US 11,941,522 B2
Address information feature extraction method based on deep neural network model
Feng Zhang, Hangzhou (CN); Ruichen Mao, Hangzhou (CN); Zhenhong Du, Hangzhou (CN); Liuchang Xu, Hangzhou (CN); and Huaxin Ye, Hangzhou (CN)
Assigned to ZHEJIANG UNIVERSITY, Hangzhou (CN)
Filed by ZHEJIANG UNIVERSITY, Hangzhou (CN)
Filed on Sep. 28, 2020, as Appl. No. 17/033,988.
Application 17/033,988 is a continuation of application No. PCT/CN2019/097375, filed on Jul. 23, 2019.
Claims priority of application No. 201910600447.5 (CN), filed on Jul. 4, 2019.
Prior Publication US 2021/0012199 A1, Jan. 14, 2021
Int. Cl. G06N 3/08 (2023.01); G06F 16/29 (2019.01); G06N 7/01 (2023.01)
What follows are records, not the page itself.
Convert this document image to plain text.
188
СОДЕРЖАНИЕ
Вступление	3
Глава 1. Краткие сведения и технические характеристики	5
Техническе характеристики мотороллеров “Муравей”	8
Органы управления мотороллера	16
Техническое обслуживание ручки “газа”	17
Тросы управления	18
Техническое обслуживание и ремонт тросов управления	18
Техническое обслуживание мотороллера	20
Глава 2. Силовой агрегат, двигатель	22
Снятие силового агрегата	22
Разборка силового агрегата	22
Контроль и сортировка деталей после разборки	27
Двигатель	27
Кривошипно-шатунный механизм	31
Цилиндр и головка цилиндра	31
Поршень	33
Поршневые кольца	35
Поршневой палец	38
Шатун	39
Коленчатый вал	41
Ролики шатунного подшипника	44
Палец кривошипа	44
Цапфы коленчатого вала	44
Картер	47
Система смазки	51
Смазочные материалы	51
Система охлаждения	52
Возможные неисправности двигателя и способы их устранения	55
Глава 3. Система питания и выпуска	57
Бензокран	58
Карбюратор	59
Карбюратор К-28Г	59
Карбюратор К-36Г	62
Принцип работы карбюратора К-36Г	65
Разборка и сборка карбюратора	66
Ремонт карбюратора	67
CPC G06N 3/08 (2013.01) [G06F 16/29 (2019.01); G06N 7/01 (2023.01)] 9 Claims
OG exemplary drawing
 
1. An address information feature extraction method based on a deep neural network model, the method comprising steps of:
S1: constructing a word embedding module weighted by a position order, for expressing, through a position coding algorithm and a built-in matrix variable, each address character in an input address text in a form of a unique-value vector, to achieve conversion of address information from text to code;
S2: constructing a feature extraction module for character encoding, and obtaining, through a semantic extraction method of a multi-head self-attention mechanism, a comprehensive semantic output of a character element in different semantic spaces;
S3: constructing a target task module that predicts unknown characters based on context, and outputting, under a condition of satisfying that the address character and the context represent a mapping relationship, a conditional probability distribution of predicted characters required by the training task;
S4: connecting the word embedding module in the step S1, the feature extraction module in the step S2 and the target task module in the step S3 in sequence, to form a Chinese addresses language model, and training the Chinese addresses language model using a natural language training program based on a random masking strategy, such that the model outputs and obtains a semantic feature vector of each character in the address text;
S5: synthesizing the semantic feature vectors of all the characters in the address text, obtaining a sentence vector through a pooling method of the address semantic features, performing high-dimensional weighting in combination with geospatial position information, and obtaining a semantic-geospatial fusion clustering result through a K-Means clustering method;
S6: transplanting the word embedding module and the feature extraction module in the Chinese addresses language model trained and completed in the step S4, to form an encoder; reconstructing, based on a neural network fine-tuning theory, the target task module, to form a decoder, for using the clustering result in the step S5 as an address text label, to assign a semantic-geospatial fusion weight to a neural network parameter variable in the encoder; and
S7: combining the encoder and the decoder to construct a geospatial-semantic address model, and training the geospatial-semantic address model, such that the model can output the fusion vector expression of the semantic and geospatial features for the address text,
wherein in the step S2, a specific execution flowchart in the feature extraction module comprises steps of:
S21: inputting a character vectorization expression content output by the word embedding module in the step S1 into a neural network formed by series connection of multiple layers of self-transformer sub-modules; in each layer of the self-transformer sub-module, input data is first substituted into a self-attention neural network, output thereof undergoes a residual and normalization calculation and then is substituted into a feed forward network layer, and then undergoes another residual and normalization calculation and then serves as output of the self-transformer sub-module; and
S22: in other layer of self-transformer sub-modules except a first layer of self-transformer sub-module, output of a previous layer of self-transformer sub-module serving as input of a next layer of self-transformer sub-module, transferring layer by layer, until output SAN of the last layer of self-transformer sub-module is obtained.